Para estar no espaço que hoje ocupa, Miquelle disse que, além das cotas, outras políticas públicas foram essenciais. “Uma delas foi o Bolsa Família, que permitiu a minha permanência e a de todas as minhas irmãs e irmão no ensino básico. É que, sendo uma família de agricultores rurais, a renda familiar era baseada nos produtos da agricultura, o que não excedia sequer a um salário mínimo”, contou. “Me tornei a primeira da minha família a adentrar e concluir um curso de graduação e, recentemente, uma pós-graduação, em uma Universidade Pública, realizando um sonho que não era apenas meu”, disse.

Miquelle afirmou que, mais do que uma lei, as cotas são um instrumento de tentativa de equiparação ao acesso à educação de qualidade, pública e gratuita. “Mediante as enormes desigualdades educacionais, as oportunidades acabam sendo distintas para as diferentes classes sociais, sendo as cotas uma proposta de fazer justiça aos direitos educacionais, já que outros direitos acabam sendo negligenciados, por parte dos órgãos responsáveis”, disse.

Segundo ela, equiparar o acesso ao ensino superior ainda é desafio que se faz presente na sociedade, inclusive pela mentalidade de se pensar as cotas como uma ocupação indevida das cadeiras nas Universidades, um privilégio. “Mas esquecem que, enquanto uma pequena parcela ocupa diariamente as cadeiras escolares, com condições perfeitas de ensino, possibilidade de aprofundamento nos conteúdos, por vezes até mesmo um reforço escolar, a outra parte precisa enfrentar diversos obstáculos para conseguir o mínimo, no ensino básico, o que acaba se consolidando como uma ‘disputa’ desigual, pois não se tem instrumentos igualitários para a mesma luta”, afirmou.

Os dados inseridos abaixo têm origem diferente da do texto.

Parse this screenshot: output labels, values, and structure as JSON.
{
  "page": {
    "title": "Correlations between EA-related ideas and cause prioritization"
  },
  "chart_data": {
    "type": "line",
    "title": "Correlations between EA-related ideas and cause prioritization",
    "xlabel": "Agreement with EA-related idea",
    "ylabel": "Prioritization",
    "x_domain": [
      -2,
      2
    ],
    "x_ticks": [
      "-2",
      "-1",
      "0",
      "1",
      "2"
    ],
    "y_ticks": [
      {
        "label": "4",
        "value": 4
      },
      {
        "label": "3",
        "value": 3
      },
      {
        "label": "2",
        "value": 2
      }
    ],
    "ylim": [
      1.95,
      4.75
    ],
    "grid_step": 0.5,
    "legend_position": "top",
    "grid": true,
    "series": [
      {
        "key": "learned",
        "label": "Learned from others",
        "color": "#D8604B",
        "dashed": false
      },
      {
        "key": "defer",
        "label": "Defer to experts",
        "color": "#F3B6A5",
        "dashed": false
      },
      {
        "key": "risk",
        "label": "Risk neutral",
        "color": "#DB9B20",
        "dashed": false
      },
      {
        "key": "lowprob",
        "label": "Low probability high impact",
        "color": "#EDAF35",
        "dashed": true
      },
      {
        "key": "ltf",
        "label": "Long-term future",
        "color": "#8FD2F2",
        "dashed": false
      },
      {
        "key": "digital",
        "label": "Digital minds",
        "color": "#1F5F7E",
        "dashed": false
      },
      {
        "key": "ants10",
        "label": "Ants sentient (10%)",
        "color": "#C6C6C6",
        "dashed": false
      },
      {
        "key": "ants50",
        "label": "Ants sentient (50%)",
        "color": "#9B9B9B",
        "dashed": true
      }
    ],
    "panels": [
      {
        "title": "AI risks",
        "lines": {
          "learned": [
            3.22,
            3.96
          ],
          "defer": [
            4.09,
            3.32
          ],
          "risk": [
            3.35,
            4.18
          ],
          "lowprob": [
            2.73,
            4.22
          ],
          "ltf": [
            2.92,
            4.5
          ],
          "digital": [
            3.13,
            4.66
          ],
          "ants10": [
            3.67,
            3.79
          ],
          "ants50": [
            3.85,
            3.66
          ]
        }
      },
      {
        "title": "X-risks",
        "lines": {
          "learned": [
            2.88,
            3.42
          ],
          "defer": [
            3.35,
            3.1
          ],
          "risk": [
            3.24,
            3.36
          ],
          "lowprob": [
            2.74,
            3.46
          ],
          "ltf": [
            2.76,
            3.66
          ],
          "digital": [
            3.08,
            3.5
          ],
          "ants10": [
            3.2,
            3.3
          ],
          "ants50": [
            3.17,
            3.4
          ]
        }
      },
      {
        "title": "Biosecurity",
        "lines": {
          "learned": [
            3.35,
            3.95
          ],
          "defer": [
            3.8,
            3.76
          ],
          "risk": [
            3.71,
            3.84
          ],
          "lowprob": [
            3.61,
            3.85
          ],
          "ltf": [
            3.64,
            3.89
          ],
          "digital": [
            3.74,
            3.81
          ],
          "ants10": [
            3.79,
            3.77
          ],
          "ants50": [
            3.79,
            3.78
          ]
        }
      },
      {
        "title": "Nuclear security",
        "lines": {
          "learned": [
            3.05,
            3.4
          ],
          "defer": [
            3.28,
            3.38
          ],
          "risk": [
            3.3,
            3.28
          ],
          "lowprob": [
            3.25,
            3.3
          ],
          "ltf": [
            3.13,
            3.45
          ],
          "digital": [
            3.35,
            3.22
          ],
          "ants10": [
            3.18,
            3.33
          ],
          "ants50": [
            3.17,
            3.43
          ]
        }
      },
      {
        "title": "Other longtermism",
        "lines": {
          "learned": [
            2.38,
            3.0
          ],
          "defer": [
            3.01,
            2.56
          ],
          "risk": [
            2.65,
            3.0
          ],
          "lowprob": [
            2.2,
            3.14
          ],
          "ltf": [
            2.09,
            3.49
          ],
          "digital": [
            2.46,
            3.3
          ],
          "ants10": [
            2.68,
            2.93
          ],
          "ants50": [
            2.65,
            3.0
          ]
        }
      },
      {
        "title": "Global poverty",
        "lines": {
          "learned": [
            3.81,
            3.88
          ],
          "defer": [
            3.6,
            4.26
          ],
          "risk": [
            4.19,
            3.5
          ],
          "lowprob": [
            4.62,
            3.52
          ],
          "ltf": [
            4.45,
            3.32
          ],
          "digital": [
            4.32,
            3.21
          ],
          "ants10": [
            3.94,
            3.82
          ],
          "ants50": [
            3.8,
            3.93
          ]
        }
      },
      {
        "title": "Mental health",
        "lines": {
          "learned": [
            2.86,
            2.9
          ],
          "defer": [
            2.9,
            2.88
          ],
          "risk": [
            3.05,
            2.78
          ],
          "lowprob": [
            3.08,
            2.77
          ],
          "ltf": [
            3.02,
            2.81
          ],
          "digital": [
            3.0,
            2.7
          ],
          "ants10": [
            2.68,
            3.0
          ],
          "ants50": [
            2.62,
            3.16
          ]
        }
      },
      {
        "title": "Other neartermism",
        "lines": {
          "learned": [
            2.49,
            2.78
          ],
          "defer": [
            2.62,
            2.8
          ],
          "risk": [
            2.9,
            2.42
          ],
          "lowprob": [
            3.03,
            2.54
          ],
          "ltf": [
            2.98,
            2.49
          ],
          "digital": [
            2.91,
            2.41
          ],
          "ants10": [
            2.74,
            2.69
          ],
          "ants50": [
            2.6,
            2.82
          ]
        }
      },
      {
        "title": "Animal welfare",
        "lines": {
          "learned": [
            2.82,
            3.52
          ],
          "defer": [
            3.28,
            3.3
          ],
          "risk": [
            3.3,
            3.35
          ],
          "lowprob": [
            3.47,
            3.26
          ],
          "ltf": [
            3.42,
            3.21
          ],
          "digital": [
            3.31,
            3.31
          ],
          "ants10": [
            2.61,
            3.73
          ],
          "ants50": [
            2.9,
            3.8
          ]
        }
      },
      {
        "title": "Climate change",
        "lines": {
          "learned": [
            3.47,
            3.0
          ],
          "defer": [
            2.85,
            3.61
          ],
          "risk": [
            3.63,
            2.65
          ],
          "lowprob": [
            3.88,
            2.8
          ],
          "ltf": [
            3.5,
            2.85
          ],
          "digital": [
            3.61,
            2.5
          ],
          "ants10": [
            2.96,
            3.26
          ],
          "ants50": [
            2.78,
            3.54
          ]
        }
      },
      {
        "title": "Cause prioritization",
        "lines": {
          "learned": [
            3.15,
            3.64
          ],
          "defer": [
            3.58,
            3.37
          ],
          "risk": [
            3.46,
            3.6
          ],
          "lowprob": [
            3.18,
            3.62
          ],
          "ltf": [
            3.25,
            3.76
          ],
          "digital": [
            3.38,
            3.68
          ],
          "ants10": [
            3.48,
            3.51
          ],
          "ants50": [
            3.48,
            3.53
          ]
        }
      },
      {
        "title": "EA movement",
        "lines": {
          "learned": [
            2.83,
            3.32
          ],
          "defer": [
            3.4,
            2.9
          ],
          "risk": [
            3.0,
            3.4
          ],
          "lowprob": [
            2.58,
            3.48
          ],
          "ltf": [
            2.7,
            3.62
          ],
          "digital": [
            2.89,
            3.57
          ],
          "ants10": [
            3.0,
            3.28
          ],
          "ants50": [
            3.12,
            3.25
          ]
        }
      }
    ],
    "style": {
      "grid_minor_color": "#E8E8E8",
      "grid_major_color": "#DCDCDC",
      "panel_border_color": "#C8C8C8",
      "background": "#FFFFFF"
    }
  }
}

Miquelle acrescentou: “Muito se fala de ‘estarmos no mesmo barco’ e até mesmo ‘estarmos na mesma água, mas em barcos distintos’. Entendo que há ainda uma problemática maior: não estamos nas mesmas águas, tampouco em barcos similares. Portanto, as cotas são o que temos de mais próximo para a equiparação dos barcos, já que navegamos em águas distintas”.